Key changes include:

  1. Exited Dr Lal (at around 3600 - too expensive valuations with inflated earnings during Covid); Neuland Labs (unhappy with promoter’s lack of aggressiveness / transparency around growth)

  2. Addition of big tech companies listed in the US. Needless to say, macro conditions are getting tough, so perhaps the best time to SIP / DCA. I will be adding to these names every month. I consider Amazon, Microsoft, Apple and Google to be very resilient, and are available at reasonable valuations. These are coffee can bets, without the need for significant active supervision.

  3. Added Suven Pharma, PSP Projects, Sandhar Tech, Faze Three and Rajshree Polypack. Suven is probably the best placed Indian CDMO from a technical capabilities perspective, and is priced reasonably. I effectively replaced Neuland with Suven because Neuland doesn’t appear to be more than a 10-15% CAGR company, and Suven is equally capable of achieving those returns (if not more).

  4. PSP Projects is a short term bet due to cheap valuations at decent growth. Yes, cash conversion is an issue for Infra companies, but they appear to be one of the better ones, especially without major debt or capex concerns.

  5. Sandhar Tech is a play on growth and operating leverage. Current margins are significantly depressed due to auto downcycle and expecting a revival in the next 2-3 years.

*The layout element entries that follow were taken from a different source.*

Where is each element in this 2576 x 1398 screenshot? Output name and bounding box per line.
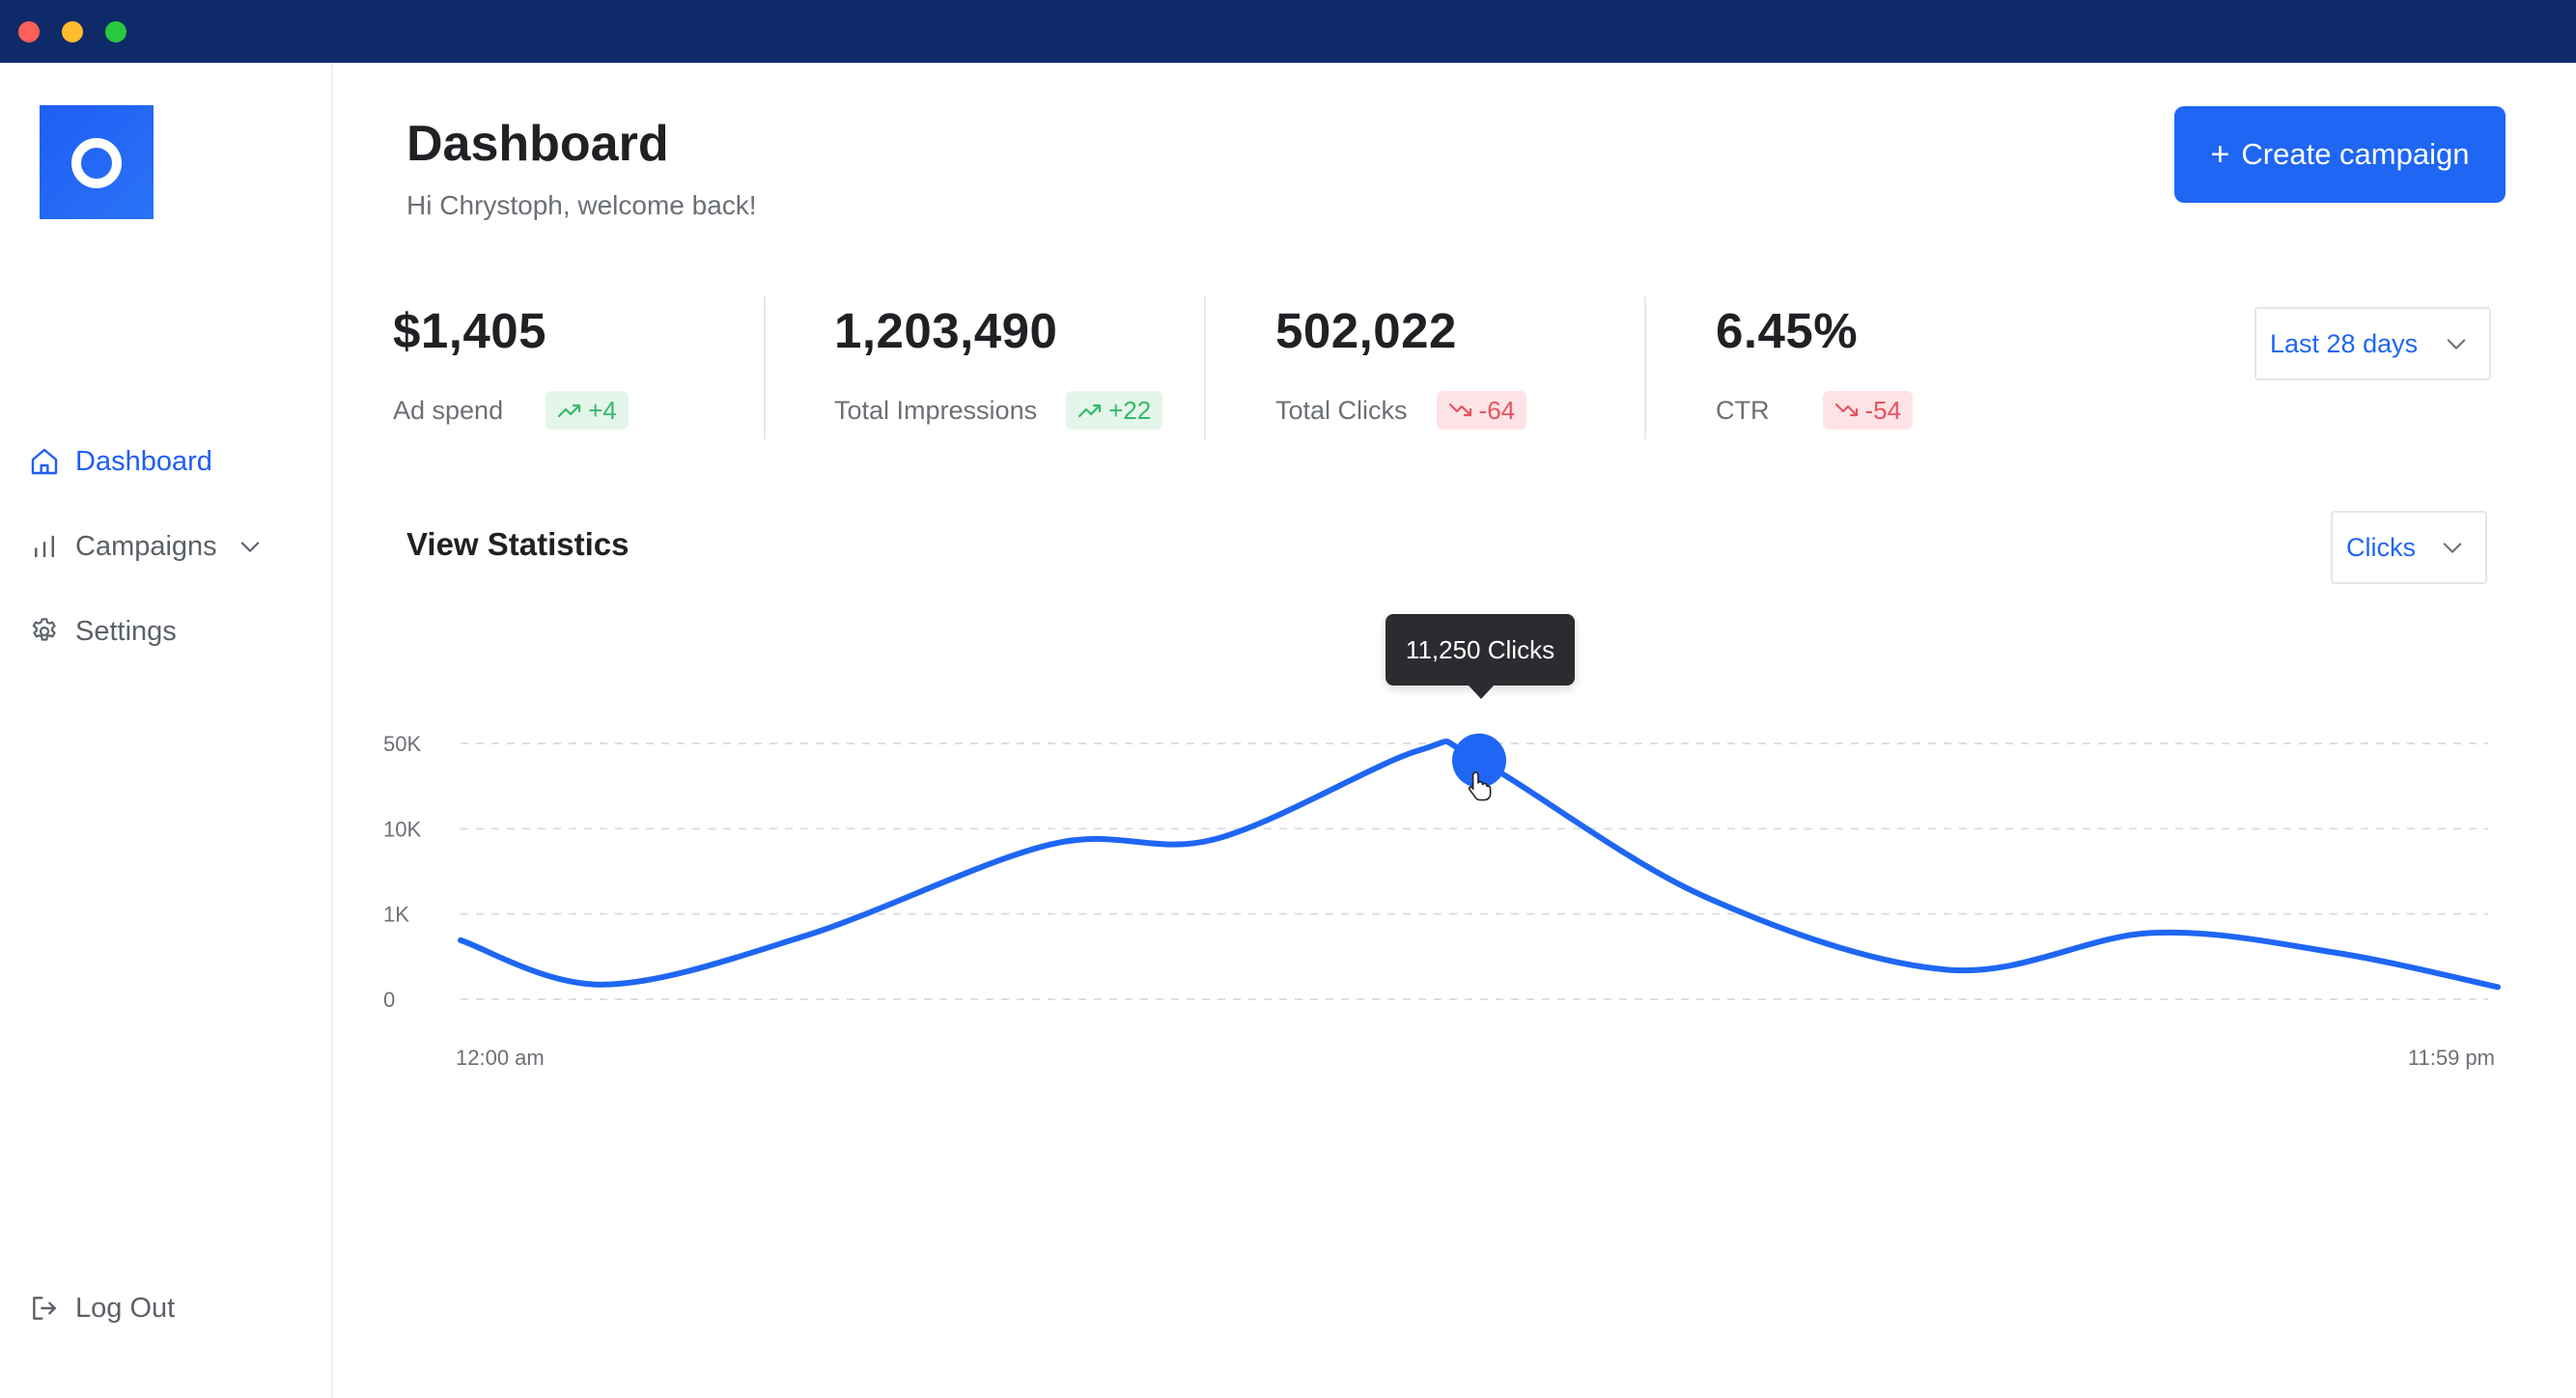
logout-label: Log Out — [75, 1292, 176, 1324]
y-tick-label: 1K — [383, 903, 409, 927]
chart-tooltip: 11,250 Clicks — [1386, 614, 1575, 699]
sidebar-item-label: Dashboard — [75, 445, 212, 477]
chart-grid — [461, 742, 2488, 1000]
delta-value: +22 — [1108, 395, 1152, 425]
y-axis-ticks: 50K 10K 1K 0 — [383, 732, 421, 1012]
metric-value: Clicks — [2346, 532, 2416, 562]
delta-badge: -64 — [1436, 391, 1527, 430]
trend-down-icon — [1448, 403, 1471, 417]
x-tick-label: 11:59 pm — [2408, 1046, 2495, 1070]
close-window-button[interactable] — [18, 21, 40, 42]
stat-ctr: 6.45% CTR -54 — [1716, 302, 1914, 430]
trend-up-icon — [557, 404, 581, 418]
sidebar-item-campaigns[interactable]: Campaigns — [27, 522, 264, 571]
sidebar-item-dashboard[interactable]: Dashboard — [27, 437, 212, 486]
home-icon — [27, 444, 62, 479]
create-campaign-label: Create campaign — [2241, 137, 2470, 171]
stat-divider — [1644, 296, 1646, 439]
hand-cursor-icon — [1468, 770, 1492, 801]
minimize-window-button[interactable] — [62, 21, 83, 42]
stat-value: $1,405 — [393, 303, 546, 358]
delta-value: +4 — [588, 395, 617, 425]
stat-divider — [764, 296, 766, 439]
highlighted-point[interactable] — [1452, 733, 1506, 788]
welcome-subtitle: Hi Chrystoph, welcome back! — [406, 190, 757, 220]
x-tick-label: 12:00 am — [456, 1046, 545, 1070]
main-content: Dashboard Hi Chrystoph, welcome back! + … — [335, 63, 2576, 1398]
statistics-line-chart: 50K 10K 1K 0 12:00 am 11:59 pm — [383, 732, 2501, 1070]
create-campaign-button[interactable]: + Create campaign — [2174, 106, 2506, 203]
stat-total-impressions: 1,203,490 Total Impressions +22 — [834, 302, 1163, 430]
logo-ring-icon — [71, 138, 122, 188]
app-logo[interactable] — [40, 105, 154, 219]
maximize-window-button[interactable] — [105, 21, 126, 42]
delta-badge: -54 — [1822, 391, 1914, 430]
sidebar-item-settings[interactable]: Settings — [27, 607, 177, 656]
sidebar-item-label: Settings — [75, 615, 177, 647]
delta-badge: +4 — [546, 391, 629, 430]
y-tick-label: 0 — [383, 988, 395, 1012]
trend-down-icon — [1834, 403, 1858, 417]
x-axis-ticks: 12:00 am 11:59 pm — [456, 1046, 2495, 1070]
page-title: Dashboard — [406, 116, 669, 172]
delta-value: -64 — [1478, 395, 1516, 425]
stat-total-clicks: 502,022 Total Clicks -64 — [1275, 302, 1527, 430]
sidebar-item-label: Campaigns — [75, 530, 217, 562]
stat-label: CTR — [1716, 395, 1770, 425]
clicks-series-line — [458, 738, 2501, 991]
sidebar: Dashboard Campaigns Settings Log Out — [0, 63, 333, 1398]
stat-value: 6.45% — [1716, 303, 1859, 358]
stat-label: Total Clicks — [1275, 395, 1408, 425]
y-tick-label: 50K — [383, 732, 421, 756]
metric-select[interactable]: Clicks — [2331, 511, 2487, 584]
stat-ad-spend: $1,405 Ad spend +4 — [393, 302, 629, 430]
chevron-down-icon — [2443, 543, 2462, 553]
title-bar — [0, 0, 2576, 63]
plus-icon: + — [2210, 135, 2230, 173]
gear-icon — [27, 614, 62, 649]
y-tick-label: 10K — [383, 817, 421, 841]
stat-value: 1,203,490 — [834, 303, 1058, 358]
logout-icon — [27, 1291, 62, 1326]
bar-chart-icon — [27, 529, 62, 564]
stat-divider — [1204, 296, 1206, 439]
trend-up-icon — [1078, 404, 1102, 418]
chevron-down-icon — [2447, 339, 2466, 350]
logout-button[interactable]: Log Out — [27, 1284, 175, 1332]
date-range-select[interactable]: Last 28 days — [2254, 307, 2491, 380]
delta-badge: +22 — [1066, 391, 1163, 430]
stat-label: Ad spend — [393, 395, 504, 425]
stat-value: 502,022 — [1275, 303, 1457, 358]
section-title: View Statistics — [406, 526, 630, 562]
chevron-down-icon[interactable] — [237, 533, 264, 560]
hand-cursor-shape — [1468, 770, 1492, 801]
date-range-value: Last 28 days — [2270, 328, 2419, 358]
delta-value: -54 — [1864, 395, 1902, 425]
stat-label: Total Impressions — [834, 395, 1038, 425]
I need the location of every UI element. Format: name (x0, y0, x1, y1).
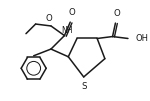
Text: S: S (81, 82, 86, 91)
Text: O: O (69, 8, 76, 17)
Text: O: O (46, 14, 52, 23)
Text: OH: OH (136, 34, 149, 43)
Text: O: O (113, 9, 120, 18)
Text: NH: NH (62, 26, 73, 35)
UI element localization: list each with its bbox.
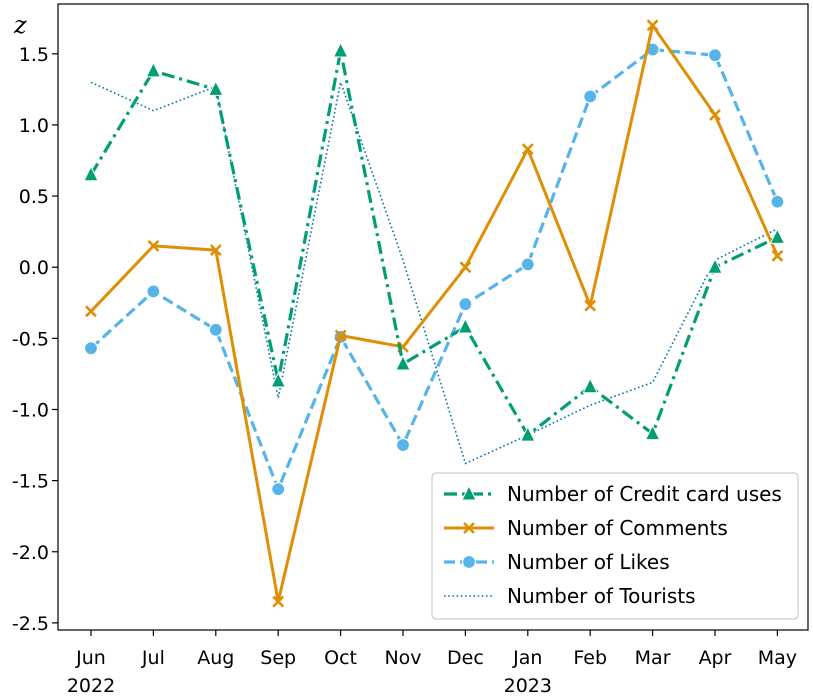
x-year-label: 2023 [504,675,552,697]
y-axis: 1.5 1.0 0.5 0.0 -0.5 -1.0 -1.5 -2.0 -2.5 [12,44,58,635]
x-year-label: 2022 [67,675,115,697]
series-0 [83,41,786,442]
data-point [272,595,285,608]
y-axis-label: z [13,11,27,39]
series-line [90,81,778,465]
data-point [769,228,786,244]
x-tick-label: Aug [197,647,234,669]
series-line [89,47,779,491]
x-tick-label: Jan [512,647,542,669]
y-tick-label: 1.5 [19,44,49,66]
data-point [770,194,785,209]
y-tick-label: -1.5 [12,471,49,493]
data-point [521,143,534,156]
legend-label: Number of Likes [507,550,670,574]
data-point [519,425,536,442]
series-2 [83,42,785,497]
data-point [707,48,723,63]
data-point [707,258,723,274]
legend-label: Number of Tourists [507,584,696,608]
x-tick-label: Dec [447,647,484,669]
y-tick-label: 0.0 [19,257,49,279]
legend: Number of Credit card uses Number of Comm… [431,472,799,620]
legend-item: Number of Likes [444,550,670,574]
data-point [395,437,411,453]
series-group [83,19,786,608]
data-point [457,317,474,334]
legend-swatch-marker [461,554,477,570]
legend-swatch-marker [461,484,477,501]
x-tick-label: Nov [384,647,421,669]
data-point [646,19,659,32]
legend-item: Number of Tourists [444,584,696,608]
series-3 [90,81,778,465]
legend-swatch-marker [463,522,475,534]
data-point [145,61,162,78]
data-point [520,257,535,272]
y-tick-label: -2.0 [12,542,49,564]
data-point [458,297,473,312]
data-point [709,109,721,121]
legend-item: Number of Credit card uses [444,482,782,506]
legend-label: Number of Comments [507,516,728,540]
legend-box [431,472,799,620]
data-point [270,371,287,388]
y-tick-label: 0.5 [19,186,49,208]
y-tick-label: -1.0 [12,399,49,421]
data-point [83,341,99,356]
data-point [85,305,97,318]
plot-frame [57,3,809,631]
data-point [207,80,224,96]
y-tick-label: -0.5 [12,328,49,350]
data-point [332,41,349,58]
data-point [208,322,223,337]
data-point [271,482,286,497]
x-tick-label: Jun [75,647,106,669]
data-point [147,239,160,252]
data-point [209,244,222,257]
x-tick-label: Mar [635,647,671,669]
data-point [584,299,597,312]
x-tick-label: Feb [573,647,607,669]
data-point [395,354,411,371]
data-point [582,377,599,394]
x-tick-label: Sep [260,647,296,669]
y-tick-label: -2.5 [12,613,49,635]
data-point [644,424,661,441]
series-line [89,49,779,437]
series-line [89,23,779,603]
x-tick-label: May [758,647,797,669]
legend-label: Number of Credit card uses [507,482,782,506]
data-point [83,165,99,182]
series-1 [85,19,784,608]
x-tick-label: Jul [141,647,165,669]
legend-item: Number of Comments [444,516,728,540]
data-point [334,329,347,342]
x-tick-label: Oct [324,647,357,669]
x-axis: Jun Jul Aug Sep Oct Nov Dec Jan Feb Mar Apr May 2022… [67,630,797,697]
data-point [771,249,784,262]
data-point [459,261,472,274]
data-point [146,284,161,299]
data-point [583,89,598,104]
y-tick-label: 1.0 [19,115,49,137]
x-tick-label: Apr [699,647,732,669]
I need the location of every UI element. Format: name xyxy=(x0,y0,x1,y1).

  6. Faze Three is looking quite good from a textile export play point of view. They are looking to expand their capex which should see a good jump in revenue (2-3x), and their margins are holding up reasonably well in current times. Appears to be a promising small cap, especially considering the promoter is really committed to the business.

  7. I always wanted to add RPPL due to FMCG driven business with much better growth potential. Previously was held off by the lot size. Stock underwent a bit of correction and I added to it.

Some of my current bets have a relatively lower allocation - idea is to remove underperformers over the next 1-2 years and then concentrate on the overperformers.


That’s a stellar portfolio! Keep it up. Best of luck.